Colleges and universities across the nation are facing several changes affecting the nature of courses and degree programs they offer. Legislative calls for ease of access, affordability, and increased numbers of students enrolled in postsecondary education have caused institutions to focus more efforts on new technologies to deliver courses and degree programs. As the technical skills shortage in the United States continues to grow, these issues have begun to affect career and technical education programs as well.

As the teacher shortage also continues to be felt across the country (U.S. Department of Education, 2008), these same educational institutions are exploring the feasibility of offering all or part of their teacher education programs through distance learning methodologies. This issue is of particular interest for career and technical education teacher education, which has seen nearly two decades of decline in the number of institutions offering career and technical education teacher education programs (Bruening, Scanlon, Hodes, Dhital, Shao, & Liu, 2001a; Camp, Case, Dean, & Fannon, 1998; Hartley, Mantle-Bromley, and Cobb 1996; Lynch 1996; Pucel and Flister 1997; Zirkle, 2004; Zirkle, 2002).

Purpose/Objectives

This chapter will focus on examining the issue of the utilization of distance education methodologies in career and technical education teacher education programs, and will center on two basic research questions:

  • To what extent are colleges and universities utilizing distance education in the delivery of their career and technical education teacher education programs?

  • What are the significant challenges and opportunities experienced by colleges and universities as they utilize distance education in the delivery of their career and technical education teacher education programs?

Key Terms in this Chapter

Correspondence Courses: Courses that involve one-way communication, in that the learner is provided with printed course materials and he or she mails assignments to his or her instructor.

Synchronous Learning: Learning that takes place in real-time with other learners in a distance education environment. Types of synchronous learning may include, but are not limited, to live chats.

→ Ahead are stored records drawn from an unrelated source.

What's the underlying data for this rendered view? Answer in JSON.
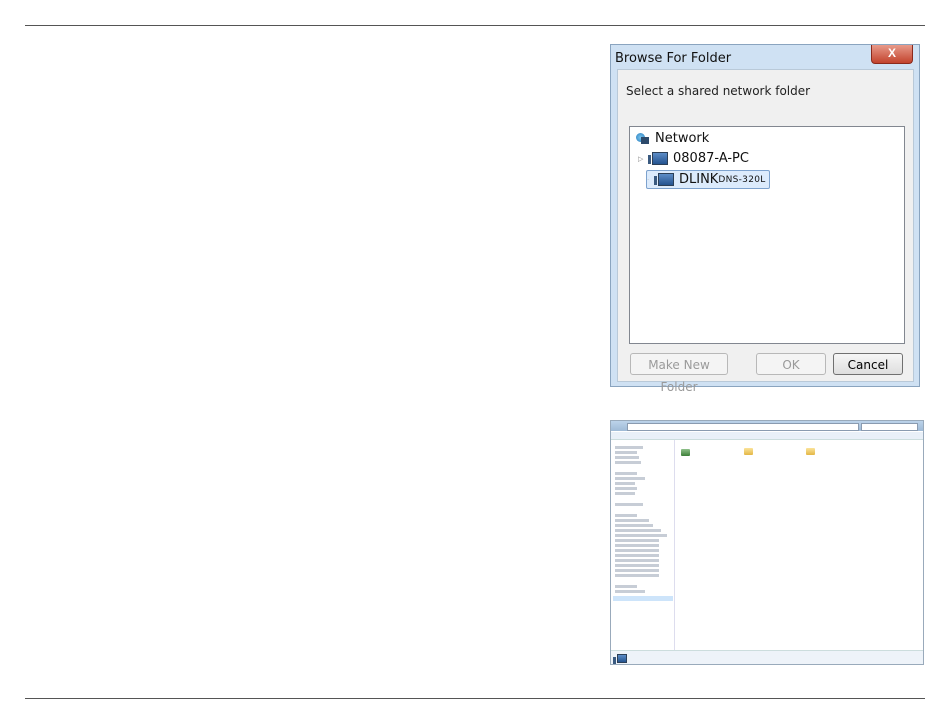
{
  "dialog": {
    "title": "Browse For Folder",
    "close_glyph": "X",
    "instruction": "Select a shared network folder",
    "tree": {
      "root": "Network",
      "items": [
        {
          "label": "08087-A-PC",
          "suffix": ""
        },
        {
          "label": "DLINK",
          "suffix": "DNS-320L"
        }
      ]
    },
    "buttons": {
      "make_new_folder": "Make New Folder",
      "ok": "OK",
      "cancel": "Cancel"
    }
  },
  "explorer": {
    "icons": [
      "network-icon",
      "folder-icon",
      "computer-icon"
    ]
  }
}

Student Barriers: Distance education barriers that occur that have a significant impact on learners. These barriers may include, but are not limited to the lack of relationships between the instructor and learners as well as the lack of a relationship among the learners.

Asynchronous Learning: Learning that takes place independently and at the discretion of the learner in a distance education environment. This type of learning is not time or space bound. Types of asynchronous learning may include, but are not limited to students accessing text-based documents or posting discussions.

Distance Education: A form of instruction that is not bound by space or time and where the instructor and learner is physically separated.

Institutional Barriers: Distance education barriers that occur as a result of the educational institution. These barriers may include, but are not limited to a lack of funding, support, and faculty training.

Online Education: A learning context in which most, if not all, learning takes place online. This type of education has its origins from distance education.